ASE Boosts CapEx to Meet Soaring AI Chip Demand
Aug 04,2025
ASE Technology Holding, the world’s largest provider of chip assembly and testing services, announced plans to raise its capital expenditure by up to 16% this year amid surging demand for AI-related semiconductors.
ASE Technology Holding Co Chief Financial Officer Joseph Tung (left) and Chief Operating Officer Tien Wu attend an investors’ conference in Taipei on July 30.
Speaking at an investor conference in Taipei, COO Tien Wu said the company would increase its original US$2.5 billion CapEx budget by an additional US$300–400 million, driven by customer demand for leading-edge packaging and testing services, especially in AI, automotive, and industrial sectors.
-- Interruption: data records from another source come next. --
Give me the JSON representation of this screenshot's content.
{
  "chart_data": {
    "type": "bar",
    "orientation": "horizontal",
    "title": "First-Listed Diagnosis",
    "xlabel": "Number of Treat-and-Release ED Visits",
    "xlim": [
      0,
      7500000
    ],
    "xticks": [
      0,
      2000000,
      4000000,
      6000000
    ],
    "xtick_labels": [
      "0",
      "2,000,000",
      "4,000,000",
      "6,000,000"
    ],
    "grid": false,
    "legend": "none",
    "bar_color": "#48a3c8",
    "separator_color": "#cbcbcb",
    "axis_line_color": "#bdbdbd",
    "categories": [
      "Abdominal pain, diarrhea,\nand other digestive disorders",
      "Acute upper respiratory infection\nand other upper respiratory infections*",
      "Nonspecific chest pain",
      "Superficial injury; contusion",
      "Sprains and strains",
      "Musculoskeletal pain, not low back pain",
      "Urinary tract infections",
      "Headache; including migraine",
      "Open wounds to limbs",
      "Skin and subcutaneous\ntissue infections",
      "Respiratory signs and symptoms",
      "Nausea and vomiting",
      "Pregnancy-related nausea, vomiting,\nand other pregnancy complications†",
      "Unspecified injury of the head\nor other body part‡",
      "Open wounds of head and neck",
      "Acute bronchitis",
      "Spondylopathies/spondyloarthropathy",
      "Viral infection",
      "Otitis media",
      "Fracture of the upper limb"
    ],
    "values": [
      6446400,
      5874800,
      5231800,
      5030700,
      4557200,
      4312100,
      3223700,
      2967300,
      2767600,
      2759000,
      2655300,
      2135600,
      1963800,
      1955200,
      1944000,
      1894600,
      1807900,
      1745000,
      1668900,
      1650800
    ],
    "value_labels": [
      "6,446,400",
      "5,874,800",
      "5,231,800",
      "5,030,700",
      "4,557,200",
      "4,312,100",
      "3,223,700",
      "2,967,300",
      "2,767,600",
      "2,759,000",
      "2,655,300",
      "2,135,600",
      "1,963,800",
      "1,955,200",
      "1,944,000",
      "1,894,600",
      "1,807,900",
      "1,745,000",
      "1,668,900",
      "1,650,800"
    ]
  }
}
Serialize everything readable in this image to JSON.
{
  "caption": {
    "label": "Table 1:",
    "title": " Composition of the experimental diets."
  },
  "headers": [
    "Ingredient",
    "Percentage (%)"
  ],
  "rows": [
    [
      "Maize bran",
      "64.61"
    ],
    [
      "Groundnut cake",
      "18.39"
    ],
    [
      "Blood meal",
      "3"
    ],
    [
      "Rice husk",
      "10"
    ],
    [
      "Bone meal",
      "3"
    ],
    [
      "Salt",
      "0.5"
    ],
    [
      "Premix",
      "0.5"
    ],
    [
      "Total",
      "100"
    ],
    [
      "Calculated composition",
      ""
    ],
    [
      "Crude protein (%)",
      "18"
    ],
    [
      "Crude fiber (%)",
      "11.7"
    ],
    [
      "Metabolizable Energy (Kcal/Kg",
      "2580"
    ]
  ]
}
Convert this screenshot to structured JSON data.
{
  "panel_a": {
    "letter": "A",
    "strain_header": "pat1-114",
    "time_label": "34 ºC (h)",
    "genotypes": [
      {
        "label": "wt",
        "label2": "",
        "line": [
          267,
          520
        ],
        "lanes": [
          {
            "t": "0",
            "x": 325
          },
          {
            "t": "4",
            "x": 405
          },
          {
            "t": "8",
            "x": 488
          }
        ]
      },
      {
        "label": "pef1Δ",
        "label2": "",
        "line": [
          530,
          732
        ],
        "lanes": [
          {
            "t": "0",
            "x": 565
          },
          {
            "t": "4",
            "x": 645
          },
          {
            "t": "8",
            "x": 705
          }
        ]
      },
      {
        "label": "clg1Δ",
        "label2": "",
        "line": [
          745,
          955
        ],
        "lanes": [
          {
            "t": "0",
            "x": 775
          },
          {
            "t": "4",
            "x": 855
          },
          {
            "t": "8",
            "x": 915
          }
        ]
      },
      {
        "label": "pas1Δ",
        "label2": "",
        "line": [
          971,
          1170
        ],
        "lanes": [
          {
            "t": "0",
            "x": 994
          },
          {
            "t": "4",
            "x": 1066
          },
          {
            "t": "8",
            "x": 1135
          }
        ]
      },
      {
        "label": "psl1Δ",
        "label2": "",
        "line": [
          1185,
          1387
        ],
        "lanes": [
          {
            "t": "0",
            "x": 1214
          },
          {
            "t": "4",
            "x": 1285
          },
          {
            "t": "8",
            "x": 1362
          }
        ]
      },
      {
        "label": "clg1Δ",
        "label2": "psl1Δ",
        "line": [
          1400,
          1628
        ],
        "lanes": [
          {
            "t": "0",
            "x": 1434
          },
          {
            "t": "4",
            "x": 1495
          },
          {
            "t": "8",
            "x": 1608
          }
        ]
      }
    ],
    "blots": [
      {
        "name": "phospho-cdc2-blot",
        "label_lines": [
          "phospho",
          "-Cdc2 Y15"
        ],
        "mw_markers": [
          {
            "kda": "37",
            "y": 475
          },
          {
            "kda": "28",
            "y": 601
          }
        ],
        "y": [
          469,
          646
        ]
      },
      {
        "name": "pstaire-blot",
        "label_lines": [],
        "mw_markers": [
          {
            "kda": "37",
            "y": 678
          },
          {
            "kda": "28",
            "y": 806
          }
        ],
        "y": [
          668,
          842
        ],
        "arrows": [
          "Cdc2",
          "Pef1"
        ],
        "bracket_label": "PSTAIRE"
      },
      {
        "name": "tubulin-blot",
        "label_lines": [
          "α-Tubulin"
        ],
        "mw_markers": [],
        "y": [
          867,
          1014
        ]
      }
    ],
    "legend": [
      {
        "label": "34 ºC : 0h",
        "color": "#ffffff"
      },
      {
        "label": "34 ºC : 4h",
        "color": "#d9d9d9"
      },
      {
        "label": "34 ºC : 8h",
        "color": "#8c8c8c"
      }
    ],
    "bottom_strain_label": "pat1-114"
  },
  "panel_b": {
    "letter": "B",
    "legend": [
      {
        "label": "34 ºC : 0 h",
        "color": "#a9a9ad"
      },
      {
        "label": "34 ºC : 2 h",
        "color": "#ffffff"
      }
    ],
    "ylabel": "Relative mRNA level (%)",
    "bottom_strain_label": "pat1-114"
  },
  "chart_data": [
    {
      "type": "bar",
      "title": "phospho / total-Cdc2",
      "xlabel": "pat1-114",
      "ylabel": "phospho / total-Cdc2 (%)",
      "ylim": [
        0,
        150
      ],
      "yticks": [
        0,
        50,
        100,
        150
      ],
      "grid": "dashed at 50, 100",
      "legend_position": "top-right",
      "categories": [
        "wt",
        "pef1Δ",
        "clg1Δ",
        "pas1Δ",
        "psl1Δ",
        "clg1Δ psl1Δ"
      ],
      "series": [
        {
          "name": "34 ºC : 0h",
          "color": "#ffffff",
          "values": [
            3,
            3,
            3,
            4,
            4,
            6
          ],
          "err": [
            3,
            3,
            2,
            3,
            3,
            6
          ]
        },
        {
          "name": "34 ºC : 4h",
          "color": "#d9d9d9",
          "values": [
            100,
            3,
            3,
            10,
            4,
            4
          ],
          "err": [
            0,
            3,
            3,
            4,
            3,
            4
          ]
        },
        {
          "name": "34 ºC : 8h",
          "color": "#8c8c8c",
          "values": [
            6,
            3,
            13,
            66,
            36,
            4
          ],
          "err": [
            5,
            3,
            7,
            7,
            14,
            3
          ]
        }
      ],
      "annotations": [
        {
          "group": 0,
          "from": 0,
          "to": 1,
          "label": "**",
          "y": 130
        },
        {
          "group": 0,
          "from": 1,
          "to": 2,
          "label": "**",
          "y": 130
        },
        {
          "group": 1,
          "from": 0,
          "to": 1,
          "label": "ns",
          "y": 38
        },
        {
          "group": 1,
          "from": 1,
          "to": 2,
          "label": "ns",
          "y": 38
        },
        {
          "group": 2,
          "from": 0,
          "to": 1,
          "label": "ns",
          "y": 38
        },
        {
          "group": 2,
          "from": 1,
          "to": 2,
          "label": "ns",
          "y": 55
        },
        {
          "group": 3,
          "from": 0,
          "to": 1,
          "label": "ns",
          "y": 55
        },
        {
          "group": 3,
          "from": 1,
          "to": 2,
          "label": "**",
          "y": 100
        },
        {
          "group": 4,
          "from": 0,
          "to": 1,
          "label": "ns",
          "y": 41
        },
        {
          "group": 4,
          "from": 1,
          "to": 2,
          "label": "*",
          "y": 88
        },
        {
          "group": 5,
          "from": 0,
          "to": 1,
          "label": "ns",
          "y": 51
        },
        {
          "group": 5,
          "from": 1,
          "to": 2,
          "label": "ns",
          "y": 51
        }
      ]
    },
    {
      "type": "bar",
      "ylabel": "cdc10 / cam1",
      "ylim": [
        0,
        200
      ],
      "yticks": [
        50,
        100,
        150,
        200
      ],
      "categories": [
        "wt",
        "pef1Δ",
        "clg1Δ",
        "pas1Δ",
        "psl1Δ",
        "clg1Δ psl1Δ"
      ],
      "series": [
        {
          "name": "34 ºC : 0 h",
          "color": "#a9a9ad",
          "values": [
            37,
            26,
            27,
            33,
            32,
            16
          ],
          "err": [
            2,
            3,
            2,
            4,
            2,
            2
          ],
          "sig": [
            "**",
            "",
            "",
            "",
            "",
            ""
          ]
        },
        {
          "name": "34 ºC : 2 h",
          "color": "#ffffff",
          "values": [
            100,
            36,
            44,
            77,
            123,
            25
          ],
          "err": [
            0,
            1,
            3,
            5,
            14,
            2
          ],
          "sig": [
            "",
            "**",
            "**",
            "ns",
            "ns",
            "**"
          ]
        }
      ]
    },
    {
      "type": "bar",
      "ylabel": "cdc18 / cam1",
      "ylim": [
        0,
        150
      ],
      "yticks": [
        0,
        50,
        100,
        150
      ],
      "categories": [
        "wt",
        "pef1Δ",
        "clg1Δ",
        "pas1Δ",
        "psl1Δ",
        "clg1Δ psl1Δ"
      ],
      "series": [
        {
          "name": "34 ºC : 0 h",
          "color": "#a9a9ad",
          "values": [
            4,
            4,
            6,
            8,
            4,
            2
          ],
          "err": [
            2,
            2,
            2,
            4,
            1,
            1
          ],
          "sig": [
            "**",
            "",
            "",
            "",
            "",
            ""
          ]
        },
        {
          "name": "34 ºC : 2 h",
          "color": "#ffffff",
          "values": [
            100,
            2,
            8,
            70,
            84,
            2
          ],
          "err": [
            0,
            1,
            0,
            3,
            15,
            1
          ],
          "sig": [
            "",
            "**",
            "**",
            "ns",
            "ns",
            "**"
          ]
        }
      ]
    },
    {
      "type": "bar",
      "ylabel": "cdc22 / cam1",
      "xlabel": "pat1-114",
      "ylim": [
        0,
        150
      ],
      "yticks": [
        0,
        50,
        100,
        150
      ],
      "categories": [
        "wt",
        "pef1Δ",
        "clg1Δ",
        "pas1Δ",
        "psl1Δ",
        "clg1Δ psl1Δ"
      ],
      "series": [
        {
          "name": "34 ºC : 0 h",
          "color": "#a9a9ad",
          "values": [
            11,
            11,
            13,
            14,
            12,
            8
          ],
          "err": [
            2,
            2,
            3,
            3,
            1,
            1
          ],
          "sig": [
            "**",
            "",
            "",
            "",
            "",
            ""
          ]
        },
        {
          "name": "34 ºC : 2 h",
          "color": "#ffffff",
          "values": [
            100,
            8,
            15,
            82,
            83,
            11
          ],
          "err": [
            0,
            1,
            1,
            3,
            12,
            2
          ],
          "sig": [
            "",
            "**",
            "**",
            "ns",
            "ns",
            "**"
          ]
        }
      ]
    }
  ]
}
“All of our advanced packaging capacity in Taiwan is fully utilized,” Wu said. “That’s why we are accelerating investment in equipment to support continued demand, particularly in high-end AI applications.”
Wu acknowledged a noticeable performance gap between AI and general sectors during the first half of 2025, but expects this to narrow in the second half. “From 2026 onward, the cycle should stabilize,” he added. “This puts pressure on ASE to scale faster, especially in Taiwan.”
Despite strong growth in demand, ASE did not revise its revenue guidance due to current capacity constraints, but still aims to grow annual revenue by US$1 billion over last year’s figures.
Wu emphasized that the uptrend in AI-driven semiconductor demand is expected to continue well into 2026 and beyond.